On Feb. 11, 2020, the World Health Organization announced an official name for the disease that is causing the new coronavirus outbreak, COVID-19.
Yes. COVID-19 has caused illness, including illness resulting in death, and has sustained person-to-person spread, which are factors that meet two of the criteria of a pandemic. The third criterion has also been met, which is worldwide spread of the new coronavirus.
On March 11, 2020, the World Health Organization (WHO) issued the following statement: In the past two weeks, the number of cases of COVID-19 outside China has increased 13-fold, and the number of affected countries has tripled. There are now more than 118,000 cases in 114 countries, and 4,291 people have lost their lives. In the days and weeks ahead, we expect to see the number of cases, the number of deaths, and the number of affected countries climb even higher. WHO has been assessing this outbreak around the clock, and we are deeply concerned both by the alarming levels of spread and severity, and by the alarming levels of inaction. We have therefore made the assessment that COVID-19 can be characterized as a pandemic.
Symptoms may include fever, cough, and shortness of breath. Complications can be mild and few, and in some cases can progress to severe illness and even death.
The virus is thought to spread mainly from person-to-person:
- Between people who are in close contact with one another (within about 6 feet).
- Through respiratory droplets produced when an infected person coughs or sneezes.
These droplets can land in the mouths or noses of people who are nearby or possibly be inhaled into the lungs.
It may be possible that a person can get COVID-19 by touching a surface or object that has the virus on it and then touching their own mouth, nose, or eyes, but this is not thought to be the main way the virus spreads.
The best way to prevent illness is to avoid being exposed to the virus. However, as a reminder, CDC always recommends everyday preventive actions to help prevent the spread of respiratory diseases:
- Avoid close contact with people who are sick.
- Avoid touching your eyes, nose, and mouth.
- Stay home when you are sick.
- Cover your cough or sneeze with a tissue, and then throw the tissue in the trash.
- Clean and disinfect frequently touched objects and surfaces using a regular household cleaning spray or wipe.
Follow CDC’s recommendations for using a facemask.
- The CDC does not recommend that people who are well wear a facemask to protect themselves from respiratory diseases, including COVID-19.
- Facemasks should be used by people who show symptoms of COVID-19 to help prevent the spread of the disease to others. The use of facemasks is also crucial for health workers and people who are taking care of someone in close settings (at home or in a healthcare facility).
Wash your hands often with soap and water for at least 20 seconds, especially after going to the bathroom; before eating; and after blowing your nose, coughing, or sneezing.
- If soap and water are not readily available, use an alcohol-based hand sanitizer with at least 60% alcohol. Always wash hands with soap and water if hands are visibly dirty.
- For information about handwashing, see CDC’s handwashing website.
These are everyday habits that can help prevent the spread of several viruses. CDC does have specific guidance for travelers.

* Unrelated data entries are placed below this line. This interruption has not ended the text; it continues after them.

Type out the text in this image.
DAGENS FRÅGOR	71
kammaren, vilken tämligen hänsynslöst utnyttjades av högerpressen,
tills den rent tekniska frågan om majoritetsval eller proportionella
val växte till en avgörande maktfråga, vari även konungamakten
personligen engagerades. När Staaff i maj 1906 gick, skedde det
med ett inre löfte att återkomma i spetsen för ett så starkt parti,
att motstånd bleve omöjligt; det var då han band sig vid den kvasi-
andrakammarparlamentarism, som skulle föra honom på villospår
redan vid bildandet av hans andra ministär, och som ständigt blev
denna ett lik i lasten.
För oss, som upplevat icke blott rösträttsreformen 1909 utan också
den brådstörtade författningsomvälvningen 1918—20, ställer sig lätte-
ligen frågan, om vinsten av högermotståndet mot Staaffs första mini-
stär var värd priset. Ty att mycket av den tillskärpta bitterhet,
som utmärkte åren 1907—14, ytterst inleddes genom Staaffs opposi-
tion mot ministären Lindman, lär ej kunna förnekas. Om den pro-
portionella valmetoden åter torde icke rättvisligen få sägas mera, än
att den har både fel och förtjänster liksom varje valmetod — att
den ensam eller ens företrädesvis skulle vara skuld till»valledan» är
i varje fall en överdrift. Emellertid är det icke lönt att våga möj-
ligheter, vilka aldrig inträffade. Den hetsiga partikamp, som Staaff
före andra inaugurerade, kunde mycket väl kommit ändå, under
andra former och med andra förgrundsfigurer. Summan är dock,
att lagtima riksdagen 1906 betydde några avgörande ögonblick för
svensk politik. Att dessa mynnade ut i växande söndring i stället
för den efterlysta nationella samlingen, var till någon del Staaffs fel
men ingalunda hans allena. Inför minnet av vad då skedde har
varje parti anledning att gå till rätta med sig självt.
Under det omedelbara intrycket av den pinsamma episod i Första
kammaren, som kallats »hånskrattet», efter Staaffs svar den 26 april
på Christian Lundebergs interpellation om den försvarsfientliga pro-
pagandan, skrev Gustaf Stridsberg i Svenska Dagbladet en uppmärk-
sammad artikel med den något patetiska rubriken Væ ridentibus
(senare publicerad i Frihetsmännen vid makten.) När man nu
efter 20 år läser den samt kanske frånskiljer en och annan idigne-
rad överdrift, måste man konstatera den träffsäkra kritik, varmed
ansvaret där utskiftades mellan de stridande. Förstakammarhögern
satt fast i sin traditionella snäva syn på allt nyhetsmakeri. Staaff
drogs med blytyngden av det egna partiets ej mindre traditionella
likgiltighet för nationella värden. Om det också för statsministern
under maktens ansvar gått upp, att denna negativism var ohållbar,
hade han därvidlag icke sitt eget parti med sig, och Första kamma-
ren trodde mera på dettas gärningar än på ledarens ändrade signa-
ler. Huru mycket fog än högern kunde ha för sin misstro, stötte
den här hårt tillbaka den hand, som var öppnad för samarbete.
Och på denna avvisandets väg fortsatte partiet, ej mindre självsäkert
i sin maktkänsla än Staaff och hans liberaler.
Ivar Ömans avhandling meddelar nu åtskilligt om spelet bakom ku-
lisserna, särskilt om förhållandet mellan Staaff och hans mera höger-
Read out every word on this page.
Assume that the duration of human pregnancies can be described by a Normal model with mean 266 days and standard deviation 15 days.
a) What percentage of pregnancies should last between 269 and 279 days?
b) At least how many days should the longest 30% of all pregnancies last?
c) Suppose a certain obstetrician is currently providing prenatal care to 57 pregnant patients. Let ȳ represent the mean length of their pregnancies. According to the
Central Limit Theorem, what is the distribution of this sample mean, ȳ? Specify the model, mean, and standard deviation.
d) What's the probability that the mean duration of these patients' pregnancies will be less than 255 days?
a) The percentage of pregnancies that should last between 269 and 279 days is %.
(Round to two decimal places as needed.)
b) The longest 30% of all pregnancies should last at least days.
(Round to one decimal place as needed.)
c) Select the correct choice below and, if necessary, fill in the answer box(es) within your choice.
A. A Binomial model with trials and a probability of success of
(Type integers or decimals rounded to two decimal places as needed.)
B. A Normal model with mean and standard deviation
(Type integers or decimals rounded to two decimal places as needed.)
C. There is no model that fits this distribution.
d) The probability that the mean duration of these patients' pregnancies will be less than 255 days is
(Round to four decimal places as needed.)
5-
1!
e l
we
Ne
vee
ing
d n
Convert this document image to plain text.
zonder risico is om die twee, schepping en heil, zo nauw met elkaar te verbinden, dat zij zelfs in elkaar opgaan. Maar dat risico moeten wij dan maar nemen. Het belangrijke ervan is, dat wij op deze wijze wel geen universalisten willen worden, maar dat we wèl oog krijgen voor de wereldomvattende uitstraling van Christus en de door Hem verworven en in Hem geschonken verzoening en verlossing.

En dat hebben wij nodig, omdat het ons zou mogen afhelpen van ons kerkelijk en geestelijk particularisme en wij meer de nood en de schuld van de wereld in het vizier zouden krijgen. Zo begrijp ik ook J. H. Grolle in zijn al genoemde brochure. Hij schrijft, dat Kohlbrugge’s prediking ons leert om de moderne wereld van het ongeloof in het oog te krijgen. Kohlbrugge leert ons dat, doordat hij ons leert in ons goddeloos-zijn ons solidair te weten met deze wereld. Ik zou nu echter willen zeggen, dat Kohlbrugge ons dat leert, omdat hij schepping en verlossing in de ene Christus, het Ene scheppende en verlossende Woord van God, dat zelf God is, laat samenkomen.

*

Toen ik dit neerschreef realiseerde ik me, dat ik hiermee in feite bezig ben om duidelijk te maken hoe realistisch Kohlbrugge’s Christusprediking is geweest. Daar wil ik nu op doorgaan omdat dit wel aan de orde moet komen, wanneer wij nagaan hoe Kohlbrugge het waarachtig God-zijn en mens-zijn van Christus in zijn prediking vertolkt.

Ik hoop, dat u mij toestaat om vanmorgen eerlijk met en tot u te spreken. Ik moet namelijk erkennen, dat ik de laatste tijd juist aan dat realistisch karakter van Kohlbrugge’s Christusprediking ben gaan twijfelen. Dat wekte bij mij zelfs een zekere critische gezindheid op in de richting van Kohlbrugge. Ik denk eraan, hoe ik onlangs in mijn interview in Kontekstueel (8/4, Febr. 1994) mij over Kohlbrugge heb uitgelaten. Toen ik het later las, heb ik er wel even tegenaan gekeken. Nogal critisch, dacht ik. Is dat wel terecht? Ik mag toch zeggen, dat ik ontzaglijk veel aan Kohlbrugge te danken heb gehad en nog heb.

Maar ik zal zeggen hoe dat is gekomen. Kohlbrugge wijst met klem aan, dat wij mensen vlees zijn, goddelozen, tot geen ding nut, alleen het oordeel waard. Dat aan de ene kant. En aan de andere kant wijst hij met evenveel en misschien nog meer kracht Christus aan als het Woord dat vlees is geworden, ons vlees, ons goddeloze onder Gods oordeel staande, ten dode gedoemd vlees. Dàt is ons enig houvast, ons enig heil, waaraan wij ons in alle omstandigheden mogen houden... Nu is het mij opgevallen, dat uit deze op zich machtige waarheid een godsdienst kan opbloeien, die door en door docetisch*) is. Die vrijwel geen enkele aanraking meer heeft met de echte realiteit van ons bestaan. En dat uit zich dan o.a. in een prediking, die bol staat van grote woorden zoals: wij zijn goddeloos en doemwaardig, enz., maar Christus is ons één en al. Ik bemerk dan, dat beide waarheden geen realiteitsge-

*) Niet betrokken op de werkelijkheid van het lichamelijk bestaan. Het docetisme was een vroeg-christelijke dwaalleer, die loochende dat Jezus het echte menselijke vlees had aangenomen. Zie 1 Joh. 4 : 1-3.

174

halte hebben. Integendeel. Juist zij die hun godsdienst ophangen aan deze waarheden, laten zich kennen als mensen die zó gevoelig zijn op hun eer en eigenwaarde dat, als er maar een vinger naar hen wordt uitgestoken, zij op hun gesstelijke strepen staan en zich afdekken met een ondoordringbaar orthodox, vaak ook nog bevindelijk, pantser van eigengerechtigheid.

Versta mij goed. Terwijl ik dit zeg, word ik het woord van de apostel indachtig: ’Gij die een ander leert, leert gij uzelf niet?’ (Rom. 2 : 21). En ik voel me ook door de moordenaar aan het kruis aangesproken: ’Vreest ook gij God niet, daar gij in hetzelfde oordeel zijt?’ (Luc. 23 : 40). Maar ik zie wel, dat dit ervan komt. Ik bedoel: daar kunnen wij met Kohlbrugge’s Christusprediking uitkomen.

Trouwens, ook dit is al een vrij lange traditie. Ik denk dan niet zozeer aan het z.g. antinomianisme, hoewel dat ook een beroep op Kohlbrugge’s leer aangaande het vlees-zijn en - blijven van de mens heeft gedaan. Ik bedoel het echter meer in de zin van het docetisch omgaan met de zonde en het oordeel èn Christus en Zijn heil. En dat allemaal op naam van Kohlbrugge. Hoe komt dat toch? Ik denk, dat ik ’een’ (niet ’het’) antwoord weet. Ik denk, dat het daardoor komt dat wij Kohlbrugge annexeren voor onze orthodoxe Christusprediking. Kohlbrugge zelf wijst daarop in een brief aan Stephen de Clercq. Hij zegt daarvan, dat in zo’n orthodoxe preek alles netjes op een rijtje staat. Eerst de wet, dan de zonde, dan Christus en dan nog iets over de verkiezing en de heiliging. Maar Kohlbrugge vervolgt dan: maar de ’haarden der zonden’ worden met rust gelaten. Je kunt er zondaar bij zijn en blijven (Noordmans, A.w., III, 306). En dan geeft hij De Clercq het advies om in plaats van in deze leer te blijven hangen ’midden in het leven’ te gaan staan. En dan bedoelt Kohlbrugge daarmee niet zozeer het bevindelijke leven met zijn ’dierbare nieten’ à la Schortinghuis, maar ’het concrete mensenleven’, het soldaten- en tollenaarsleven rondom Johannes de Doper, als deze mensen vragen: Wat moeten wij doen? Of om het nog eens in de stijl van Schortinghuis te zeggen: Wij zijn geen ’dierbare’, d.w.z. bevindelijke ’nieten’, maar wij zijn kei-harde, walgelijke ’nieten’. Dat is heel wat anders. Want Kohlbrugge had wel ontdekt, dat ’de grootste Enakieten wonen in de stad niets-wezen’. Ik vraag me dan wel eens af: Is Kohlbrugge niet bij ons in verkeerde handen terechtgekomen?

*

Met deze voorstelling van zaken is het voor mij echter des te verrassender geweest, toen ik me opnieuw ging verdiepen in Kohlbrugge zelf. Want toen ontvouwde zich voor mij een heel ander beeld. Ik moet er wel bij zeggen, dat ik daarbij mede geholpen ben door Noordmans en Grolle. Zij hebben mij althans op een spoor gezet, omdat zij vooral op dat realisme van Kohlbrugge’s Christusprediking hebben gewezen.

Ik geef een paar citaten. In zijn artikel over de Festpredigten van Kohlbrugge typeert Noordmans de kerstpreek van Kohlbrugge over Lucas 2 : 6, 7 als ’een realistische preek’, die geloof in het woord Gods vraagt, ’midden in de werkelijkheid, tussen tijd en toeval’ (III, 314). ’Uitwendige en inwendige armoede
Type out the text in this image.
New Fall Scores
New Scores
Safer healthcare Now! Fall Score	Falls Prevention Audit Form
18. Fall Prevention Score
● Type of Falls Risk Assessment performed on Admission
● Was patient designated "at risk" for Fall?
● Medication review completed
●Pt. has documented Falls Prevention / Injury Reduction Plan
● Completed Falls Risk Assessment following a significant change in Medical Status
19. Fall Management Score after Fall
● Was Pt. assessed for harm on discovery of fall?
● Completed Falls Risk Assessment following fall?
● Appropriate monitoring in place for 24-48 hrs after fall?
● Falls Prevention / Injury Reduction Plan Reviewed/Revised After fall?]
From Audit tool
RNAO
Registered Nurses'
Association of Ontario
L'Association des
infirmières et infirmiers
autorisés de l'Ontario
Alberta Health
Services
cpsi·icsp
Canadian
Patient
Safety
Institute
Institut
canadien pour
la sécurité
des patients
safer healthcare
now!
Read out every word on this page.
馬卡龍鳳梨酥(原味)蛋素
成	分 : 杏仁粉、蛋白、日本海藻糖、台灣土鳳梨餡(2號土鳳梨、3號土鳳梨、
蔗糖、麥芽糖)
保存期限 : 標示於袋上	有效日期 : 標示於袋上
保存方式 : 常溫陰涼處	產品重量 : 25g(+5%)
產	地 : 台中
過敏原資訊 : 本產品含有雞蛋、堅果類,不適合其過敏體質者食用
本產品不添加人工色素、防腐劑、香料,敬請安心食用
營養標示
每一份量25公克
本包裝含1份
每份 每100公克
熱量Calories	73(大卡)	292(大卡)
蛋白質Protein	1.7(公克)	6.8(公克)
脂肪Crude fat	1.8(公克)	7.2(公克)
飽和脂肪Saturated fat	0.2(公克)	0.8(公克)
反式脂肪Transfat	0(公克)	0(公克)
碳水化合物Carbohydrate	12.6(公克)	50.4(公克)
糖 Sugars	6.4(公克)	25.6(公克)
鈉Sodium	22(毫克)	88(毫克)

Anyone who feels they may have been exposed to COVID-19 should call their healthcare provider immediately.
There is currently no vaccine for COVID-19. People with COVID-19 should receive supportive medicines to help relieve symptoms. For severe cases, a physician will prescribe additional medical treatment as needed.
The complete clinical picture with regard to COVID-19 is not fully known. Reported illnesses have ranged from very mild, including cases with no reported symptoms, to severe, including illness resulting in death. While information so far suggests that most COVID-19 illness is mild, a report from China suggests serious illness occurs in 16% of cases. Elderly people and people of all ages with severe underlying health conditions — like heart disease, lung disease and diabetes, for example — seem to be at higher risk of developing serious COVID-19 illness.